Departments of Medicine, Duke University Medical Center, Durham, NC, USA.
Clin Transplant. 2017 Jul;31(7). doi: 10.1111/ctr.12993. Epub 2017 Jun 1.
Early research suggests prolonged ischemic time in older donor lungs is associated with decreased survival following lung transplantation. The purpose of this study was to determine whether this association holds in the post-lung allocation score era.
We analyzed the United Network for Organ Sharing database 2005-2013 for adult recipients of cadaveric lung transplants.

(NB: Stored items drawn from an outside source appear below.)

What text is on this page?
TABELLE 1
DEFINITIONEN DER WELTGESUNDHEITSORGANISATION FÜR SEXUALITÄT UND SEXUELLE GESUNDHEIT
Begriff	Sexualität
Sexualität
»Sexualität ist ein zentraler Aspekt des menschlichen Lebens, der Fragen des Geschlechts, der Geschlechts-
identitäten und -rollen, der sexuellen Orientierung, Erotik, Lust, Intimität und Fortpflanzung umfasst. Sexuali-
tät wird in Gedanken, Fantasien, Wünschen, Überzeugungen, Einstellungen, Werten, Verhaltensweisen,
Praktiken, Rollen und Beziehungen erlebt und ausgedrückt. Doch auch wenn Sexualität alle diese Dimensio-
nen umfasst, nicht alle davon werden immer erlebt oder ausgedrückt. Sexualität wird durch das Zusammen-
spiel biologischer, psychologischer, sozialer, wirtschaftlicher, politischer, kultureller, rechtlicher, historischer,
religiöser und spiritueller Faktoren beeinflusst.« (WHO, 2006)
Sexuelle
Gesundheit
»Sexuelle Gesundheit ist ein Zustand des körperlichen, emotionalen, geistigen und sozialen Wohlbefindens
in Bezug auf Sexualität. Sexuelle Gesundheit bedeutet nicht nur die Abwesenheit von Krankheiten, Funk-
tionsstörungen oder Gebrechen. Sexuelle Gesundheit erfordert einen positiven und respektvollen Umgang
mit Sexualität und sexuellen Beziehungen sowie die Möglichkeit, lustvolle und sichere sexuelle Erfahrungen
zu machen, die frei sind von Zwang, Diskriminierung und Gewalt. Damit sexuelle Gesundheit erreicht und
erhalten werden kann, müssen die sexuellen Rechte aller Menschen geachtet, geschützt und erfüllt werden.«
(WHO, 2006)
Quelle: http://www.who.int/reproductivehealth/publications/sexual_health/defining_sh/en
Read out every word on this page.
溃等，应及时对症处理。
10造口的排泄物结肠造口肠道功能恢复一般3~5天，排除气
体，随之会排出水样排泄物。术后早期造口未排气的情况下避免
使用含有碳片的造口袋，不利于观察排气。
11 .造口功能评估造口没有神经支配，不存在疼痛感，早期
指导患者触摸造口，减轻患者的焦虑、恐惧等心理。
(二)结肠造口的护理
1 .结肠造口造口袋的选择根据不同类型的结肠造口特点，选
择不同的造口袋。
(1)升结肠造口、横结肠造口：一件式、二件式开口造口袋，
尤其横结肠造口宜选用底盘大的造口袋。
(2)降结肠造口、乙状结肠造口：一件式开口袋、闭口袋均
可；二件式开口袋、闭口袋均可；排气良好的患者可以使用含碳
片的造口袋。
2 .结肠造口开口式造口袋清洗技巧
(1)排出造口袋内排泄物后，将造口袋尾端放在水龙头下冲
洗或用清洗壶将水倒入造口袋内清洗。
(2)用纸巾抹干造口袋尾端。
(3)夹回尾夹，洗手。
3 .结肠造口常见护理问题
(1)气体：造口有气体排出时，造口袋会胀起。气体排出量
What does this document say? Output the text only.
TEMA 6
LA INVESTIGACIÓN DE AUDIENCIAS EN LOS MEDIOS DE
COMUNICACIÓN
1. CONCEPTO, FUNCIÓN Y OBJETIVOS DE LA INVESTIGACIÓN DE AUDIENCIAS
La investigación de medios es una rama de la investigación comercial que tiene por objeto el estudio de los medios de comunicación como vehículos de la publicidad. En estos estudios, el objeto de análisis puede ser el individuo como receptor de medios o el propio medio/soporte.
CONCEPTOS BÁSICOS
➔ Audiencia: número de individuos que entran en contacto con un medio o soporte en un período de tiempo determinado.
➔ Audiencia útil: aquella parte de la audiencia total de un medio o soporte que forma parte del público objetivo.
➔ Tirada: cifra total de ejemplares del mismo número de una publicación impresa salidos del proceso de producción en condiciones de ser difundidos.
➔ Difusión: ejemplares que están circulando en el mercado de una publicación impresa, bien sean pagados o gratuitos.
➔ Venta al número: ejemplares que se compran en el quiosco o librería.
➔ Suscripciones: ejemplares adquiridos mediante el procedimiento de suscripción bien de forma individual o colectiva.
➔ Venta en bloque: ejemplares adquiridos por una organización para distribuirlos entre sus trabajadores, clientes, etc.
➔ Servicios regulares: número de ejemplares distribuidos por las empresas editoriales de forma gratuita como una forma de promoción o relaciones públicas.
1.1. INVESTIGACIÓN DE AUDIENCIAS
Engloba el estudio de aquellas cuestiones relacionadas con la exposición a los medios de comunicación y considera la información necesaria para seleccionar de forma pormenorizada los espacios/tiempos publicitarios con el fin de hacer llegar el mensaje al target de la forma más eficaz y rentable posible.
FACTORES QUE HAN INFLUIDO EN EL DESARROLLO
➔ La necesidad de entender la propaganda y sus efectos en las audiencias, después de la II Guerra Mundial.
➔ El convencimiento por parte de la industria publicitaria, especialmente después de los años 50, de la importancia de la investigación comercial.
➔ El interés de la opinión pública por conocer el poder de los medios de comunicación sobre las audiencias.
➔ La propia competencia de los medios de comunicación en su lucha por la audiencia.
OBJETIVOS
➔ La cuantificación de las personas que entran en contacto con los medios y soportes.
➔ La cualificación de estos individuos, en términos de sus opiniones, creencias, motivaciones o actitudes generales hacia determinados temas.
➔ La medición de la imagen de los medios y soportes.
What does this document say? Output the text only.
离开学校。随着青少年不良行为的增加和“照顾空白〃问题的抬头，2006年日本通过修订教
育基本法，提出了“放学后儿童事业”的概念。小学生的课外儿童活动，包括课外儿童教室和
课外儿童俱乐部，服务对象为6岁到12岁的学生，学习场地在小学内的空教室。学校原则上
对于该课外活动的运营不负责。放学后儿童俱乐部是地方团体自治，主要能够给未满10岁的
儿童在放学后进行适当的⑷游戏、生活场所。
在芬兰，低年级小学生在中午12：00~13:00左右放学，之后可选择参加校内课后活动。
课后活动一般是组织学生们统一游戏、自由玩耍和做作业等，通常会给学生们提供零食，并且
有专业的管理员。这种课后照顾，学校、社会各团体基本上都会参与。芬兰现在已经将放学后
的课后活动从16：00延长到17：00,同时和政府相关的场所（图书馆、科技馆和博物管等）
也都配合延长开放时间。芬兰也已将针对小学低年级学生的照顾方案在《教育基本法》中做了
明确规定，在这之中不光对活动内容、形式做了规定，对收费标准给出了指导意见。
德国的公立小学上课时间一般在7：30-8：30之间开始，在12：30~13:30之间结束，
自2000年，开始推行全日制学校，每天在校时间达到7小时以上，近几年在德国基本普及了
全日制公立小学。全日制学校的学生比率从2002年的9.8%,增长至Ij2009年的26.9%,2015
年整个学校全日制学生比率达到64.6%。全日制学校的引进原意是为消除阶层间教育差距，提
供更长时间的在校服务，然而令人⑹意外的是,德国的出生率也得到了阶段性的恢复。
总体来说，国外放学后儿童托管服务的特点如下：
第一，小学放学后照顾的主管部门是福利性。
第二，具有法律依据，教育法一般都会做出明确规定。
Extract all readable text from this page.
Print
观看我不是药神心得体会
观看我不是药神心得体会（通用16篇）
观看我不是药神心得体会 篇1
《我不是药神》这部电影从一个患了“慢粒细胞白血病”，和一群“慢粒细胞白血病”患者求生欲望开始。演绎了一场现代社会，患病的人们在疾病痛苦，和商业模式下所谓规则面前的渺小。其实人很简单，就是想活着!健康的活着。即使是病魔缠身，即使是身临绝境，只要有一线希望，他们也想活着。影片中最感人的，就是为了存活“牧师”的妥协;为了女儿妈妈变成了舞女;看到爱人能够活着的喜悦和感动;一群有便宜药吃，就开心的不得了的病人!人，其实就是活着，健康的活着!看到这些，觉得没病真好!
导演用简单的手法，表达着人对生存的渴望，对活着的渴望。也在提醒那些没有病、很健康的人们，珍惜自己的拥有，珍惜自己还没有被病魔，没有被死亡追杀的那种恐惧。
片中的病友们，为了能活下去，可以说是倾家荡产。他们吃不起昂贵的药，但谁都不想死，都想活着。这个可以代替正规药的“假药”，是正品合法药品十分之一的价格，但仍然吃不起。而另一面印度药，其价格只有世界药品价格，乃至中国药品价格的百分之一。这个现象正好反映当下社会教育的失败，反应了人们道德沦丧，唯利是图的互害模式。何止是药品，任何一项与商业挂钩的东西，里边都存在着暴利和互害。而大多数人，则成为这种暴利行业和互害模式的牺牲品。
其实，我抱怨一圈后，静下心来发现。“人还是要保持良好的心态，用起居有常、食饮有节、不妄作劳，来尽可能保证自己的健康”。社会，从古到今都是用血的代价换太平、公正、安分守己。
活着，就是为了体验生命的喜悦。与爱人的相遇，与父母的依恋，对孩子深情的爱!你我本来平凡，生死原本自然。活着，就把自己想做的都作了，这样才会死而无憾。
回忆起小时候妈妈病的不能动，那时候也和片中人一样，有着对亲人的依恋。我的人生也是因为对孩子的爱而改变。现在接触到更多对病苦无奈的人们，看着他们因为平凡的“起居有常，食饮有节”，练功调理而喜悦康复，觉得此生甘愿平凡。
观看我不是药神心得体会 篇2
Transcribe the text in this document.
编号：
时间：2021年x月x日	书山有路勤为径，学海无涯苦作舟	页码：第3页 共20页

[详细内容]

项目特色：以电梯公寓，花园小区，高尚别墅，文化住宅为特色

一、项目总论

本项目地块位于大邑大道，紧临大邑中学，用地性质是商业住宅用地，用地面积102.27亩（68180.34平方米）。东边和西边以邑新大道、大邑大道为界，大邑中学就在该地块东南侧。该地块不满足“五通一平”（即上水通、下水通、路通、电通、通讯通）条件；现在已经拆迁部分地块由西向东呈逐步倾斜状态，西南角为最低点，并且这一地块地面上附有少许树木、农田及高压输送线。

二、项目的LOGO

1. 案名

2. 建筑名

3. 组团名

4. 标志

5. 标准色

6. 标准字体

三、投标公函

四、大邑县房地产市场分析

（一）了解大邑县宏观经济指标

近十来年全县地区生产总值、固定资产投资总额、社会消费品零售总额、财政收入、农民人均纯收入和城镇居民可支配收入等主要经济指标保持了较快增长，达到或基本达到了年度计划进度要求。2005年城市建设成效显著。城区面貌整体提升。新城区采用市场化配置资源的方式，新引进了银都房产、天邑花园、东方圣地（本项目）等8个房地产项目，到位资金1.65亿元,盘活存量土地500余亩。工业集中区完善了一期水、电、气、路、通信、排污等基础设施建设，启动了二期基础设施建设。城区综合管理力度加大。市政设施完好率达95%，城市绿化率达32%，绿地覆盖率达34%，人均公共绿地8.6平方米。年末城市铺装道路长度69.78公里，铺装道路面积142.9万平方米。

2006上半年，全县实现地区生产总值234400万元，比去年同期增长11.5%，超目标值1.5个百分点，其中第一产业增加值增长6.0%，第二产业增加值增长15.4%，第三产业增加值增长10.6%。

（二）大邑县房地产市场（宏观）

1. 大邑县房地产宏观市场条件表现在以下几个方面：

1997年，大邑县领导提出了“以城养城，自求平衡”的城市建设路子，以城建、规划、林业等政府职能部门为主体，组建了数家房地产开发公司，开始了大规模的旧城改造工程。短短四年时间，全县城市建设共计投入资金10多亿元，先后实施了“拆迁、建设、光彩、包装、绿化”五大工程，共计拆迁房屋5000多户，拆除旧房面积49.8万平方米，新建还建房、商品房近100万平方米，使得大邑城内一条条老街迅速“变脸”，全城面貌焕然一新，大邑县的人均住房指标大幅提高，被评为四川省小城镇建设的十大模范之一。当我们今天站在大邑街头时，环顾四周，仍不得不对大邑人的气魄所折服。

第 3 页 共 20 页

Cox proportional hazards modeling was utilized to determine the association of donor age, ischemic time, and the interaction of donor age and ischemic time with transplant-free survival.
Eleven thousand eight hundred thirty-five patients met criteria. Median donor age was 32 years, and median ischemic time was 4.9 hours. Cox modeling demonstrated that donor age 50-60 (adjusted hazard ratio (HR): 1.11) and ≥60 (adjusted HR: 1.42) were associated with reduced overall survival. Neither ischemic time nor interaction of ischemic time and donor age were significantly associated with overall survival. Subanalysis demonstrated that this finding held true for patients undergoing either single or bilateral lung transplantation.
Prolonged ischemic time is not associated with decreased overall survival in patients undergoing lung transplantation regardless of the donor's age. However, donor age >50 is independently associated with decreased survival. The lack of an association between ischemic time and survival should encourage broader geographic allocation of pulmonary allografts.
早期研究表明,老年供体肺的缺血时间延长与肺移植后生存率降低有关。本研究的目的是确定在肺分配评分时代这种关联是否依然存在。
我们分析了器官共享联合网络2005 - 2013年尸体肺移植成年受者的数据库。采用Cox比例风险模型来确定供体年龄、缺血时间以及供体年龄与缺血时间的交互作用与无移植生存之间的关联。
11835名患者符合标准。供体年龄中位数为32岁,缺血时间中位数为4.9小时。Cox模型显示,供体年龄50 - 60岁(调整后风险比(HR):1.11)和≥60岁(调整后HR:1.42)与总体生存率降低相关。缺血时间以及缺血时间与供体年龄的交互作用均与总体生存率无显著关联。亚组分析表明,这一发现对于接受单肺或双肺移植的患者均成立。
无论供体年龄如何,肺移植患者的总体生存率降低与缺血时间延长无关。然而,供体年龄>50岁与生存率降低独立相关。缺血时间与生存率之间缺乏关联应促使肺同种异体移植物进行更广泛的地理分配。